If you’ve heard Dirty Projectors back catalogue, you’ll have noted that it has all the hallmarks of great innovation. At times, Longstreth’s experimental wanderings have led him on unfruitful tangents. Other times, though, the painful or pretentious subsides and you’re left with true clarity. The band rarely goes back over old ground, moving from album to album like excited school kids who just can’t make up their mind.

And if you’re to look at Dirty Projectors body of work impartially, it seems they were distracted from the get go. Their first album, The Getty Address, is a concept album devoted to Don Henley. It’s a journey full of hits and misses, sometimes visceral and confused, sometimes concise and brilliant. And since their early concept albums (The Getty Address and their follow up, Rise Above, which re-interpreted the songs of 1970s hardcore band Black Flag), Longstreth has continued on an unusual path.

Lately, Dirty Projectors have taken a more conventional path, releasing their songs in a more widely recorgnised format.
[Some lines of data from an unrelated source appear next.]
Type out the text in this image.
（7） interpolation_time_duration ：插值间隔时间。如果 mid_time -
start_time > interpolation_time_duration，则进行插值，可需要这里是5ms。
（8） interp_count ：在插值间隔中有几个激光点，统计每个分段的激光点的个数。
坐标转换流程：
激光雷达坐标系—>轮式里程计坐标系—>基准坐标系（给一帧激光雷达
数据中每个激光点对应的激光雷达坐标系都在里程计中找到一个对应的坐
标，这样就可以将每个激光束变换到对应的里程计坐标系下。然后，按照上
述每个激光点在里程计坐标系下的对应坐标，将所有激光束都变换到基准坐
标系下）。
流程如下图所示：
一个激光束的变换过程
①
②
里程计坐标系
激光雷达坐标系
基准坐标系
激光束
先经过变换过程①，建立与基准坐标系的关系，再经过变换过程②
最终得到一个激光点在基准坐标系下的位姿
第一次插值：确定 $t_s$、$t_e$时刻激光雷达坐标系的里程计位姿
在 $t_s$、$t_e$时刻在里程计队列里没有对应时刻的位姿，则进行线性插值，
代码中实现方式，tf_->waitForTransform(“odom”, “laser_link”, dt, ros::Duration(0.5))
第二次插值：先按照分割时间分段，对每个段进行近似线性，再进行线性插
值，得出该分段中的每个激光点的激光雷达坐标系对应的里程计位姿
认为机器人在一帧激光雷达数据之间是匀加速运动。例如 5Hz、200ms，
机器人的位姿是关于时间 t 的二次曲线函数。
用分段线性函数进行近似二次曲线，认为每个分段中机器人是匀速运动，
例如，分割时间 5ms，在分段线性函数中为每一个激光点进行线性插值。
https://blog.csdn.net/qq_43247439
The band’s latest release, Swing Lo Magellan, is perhaps their most regular album to date. There is a genuine continuity in the music, framed by Coffman’s dynamic guitar lines and powerful harmonic backing vocals.

Towards the end of our conversation, Coffman tells me that there is always some nerves when you visit a new country, or play somewhere new. Much like Dirty Projectors’ music, touring is an experiment that doesn’t always pay off. “The first few times you go anywhere is because you’re going there to build something. It’s always a bit of a gamble when you go somewhere new,“ she says.

But Dirty Projectors are tried and tested in Australia, and Coffman is more than excited to be growing the fan base at Sugar Mountain Festival this weekend. “Maybe it’s an experiment the first few times,” she says on coming back to Melbourne. “But then you kind of believe what they’re telling you.”

Dirty Projectors are performing this Saturday January 19 at the Forum Theatre in Melbourne, for the Sugar Mountain Festival.